Traditionally, when China has been able to meet its own demands for pork, the supply of pork is high in the U.S. because U.S.-produced pork does not need to be shipped to China; it can go into domestic markets. That means that pork prices can remain relatively low in the U.S. When China’s demand for pork begins to exceed its domestic supply, however, the U.S. becomes a pork supplier, and the availability of pork in the U.S. contracts as, causing pork prices in the U.S. to rise.
Luckily, the pork consumption patterns in the U.S. have tended to cycle with those in China. As pork has become less prominent in the American diet, it has become more common in Chinese diets.

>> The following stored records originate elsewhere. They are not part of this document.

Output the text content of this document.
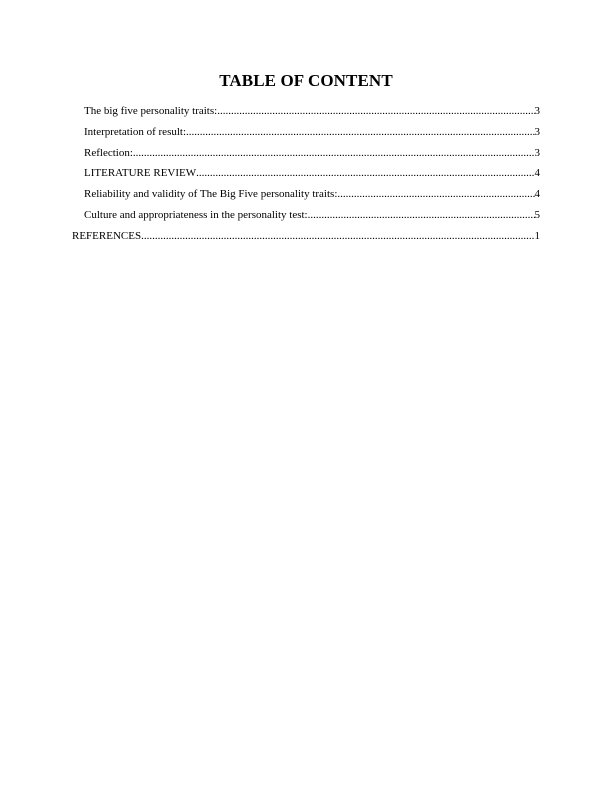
TABLE OF CONTENT
The big five personality traits: .....	3
Interpretation of result: .....	3
Reflection: .....	3
LITERATURE REVIEW .....	4
Reliability and validity of The Big Five personality traits: .....	4
Culture and appropriateness in the personality test: .....	5
REFERENCES .....	1
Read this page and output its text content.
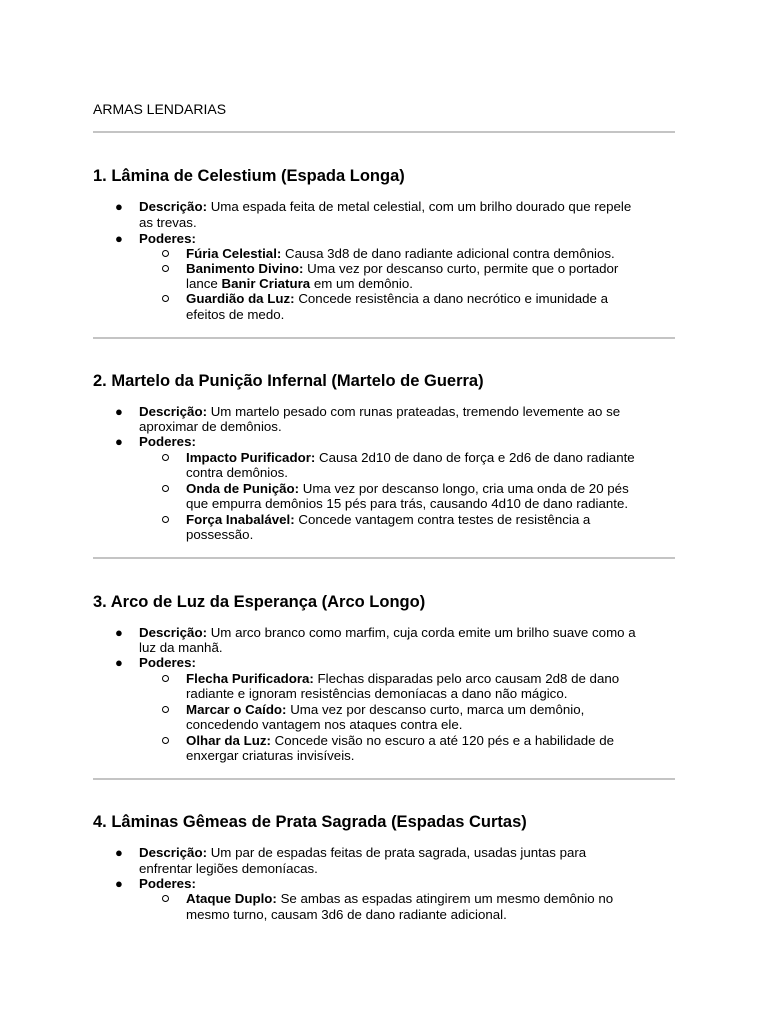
ARMAS LENDARIAS
1. Lâmina de Celestium (Espada Longa)
● Descrição: Uma espada feita de metal celestial, com um brilho dourado que repele
as trevas.
● Poderes:
Fúria Celestial: Causa 3d8 de dano radiante adicional contra demônios.
Banimento Divino: Uma vez por descanso curto, permite que o portador
lance Banir Criatura em um demônio.
Guardião da Luz: Concede resistência a dano necrótico e imunidade a
efeitos de medo.
2. Martelo da Punição Infernal (Martelo de Guerra)
● Descrição: Um martelo pesado com runas prateadas, tremendo levemente ao se
aproximar de demônios.
● Poderes:
Impacto Purificador: Causa 2d10 de dano de força e 2d6 de dano radiante
contra demônios.
Onda de Punição: Uma vez por descanso longo, cria uma onda de 20 pés
que empurra demônios 15 pés para trás, causando 4d10 de dano radiante.
Força Inabalável: Concede vantagem contra testes de resistência a
possessão.
3. Arco de Luz da Esperança (Arco Longo)
● Descrição: Um arco branco como marfim, cuja corda emite um brilho suave como a
luz da manhã.
● Poderes:
Flecha Purificadora: Flechas disparadas pelo arco causam 2d8 de dano
radiante e ignoram resistências demoníacas a dano não mágico.
Marcar o Caído: Uma vez por descanso curto, marca um demônio,
concedendo vantagem nos ataques contra ele.
Olhar da Luz: Concede visão no escuro a até 120 pés e a habilidade de
enxergar criaturas invisíveis.
4. Lâminas Gêmeas de Prata Sagrada (Espadas Curtas)
● Descrição: Um par de espadas feitas de prata sagrada, usadas juntas para
enfrentar legiões demoníacas.
● Poderes:
Ataque Duplo: Se ambas as espadas atingirem um mesmo demônio no
mesmo turno, causam 3d6 de dano radiante adicional.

And with the current down-market for pork in the U.S., that can only be a good thing for domestic meat suppliers.
Changes in Chinese Eating Habits
Since 1975, Chinese pork consumption has increased at an annual rate of 5.7 percent, with annual consumption at 54 million tons in 2013. In comparison, Americans consumed 8.6 million tons of pork in 2013. Even more telling may be the fact that per capita consumption in China increased at 4.6 percent annually since 1975, while American per capita consumption remained flat.
The changes in pork consumption are part of the changing nature of China. As the developing country is undergoing its economic transition, including economic growth and urbanization, it is undergoing the nutrition transition. These changes are marked by shifts in eating habits, including more animal products and fewer traditional, plant-based foods.
The Outlook for American Agriculture and Other Markets
China is likely to be unable to meet its own demand for pork in the near future, leading it to depend on imports for its pork. The United States is one among many potential suppliers of pork to China. The increased international demand for pork products can be a boon not only to the pork industry, but also to the grain industry to provide feed for the pigs. If pork prices in the U.S. rise as a result of increased pork exports to China, American eating habits may continue to shift to reflect preferences for less expensive alternatives.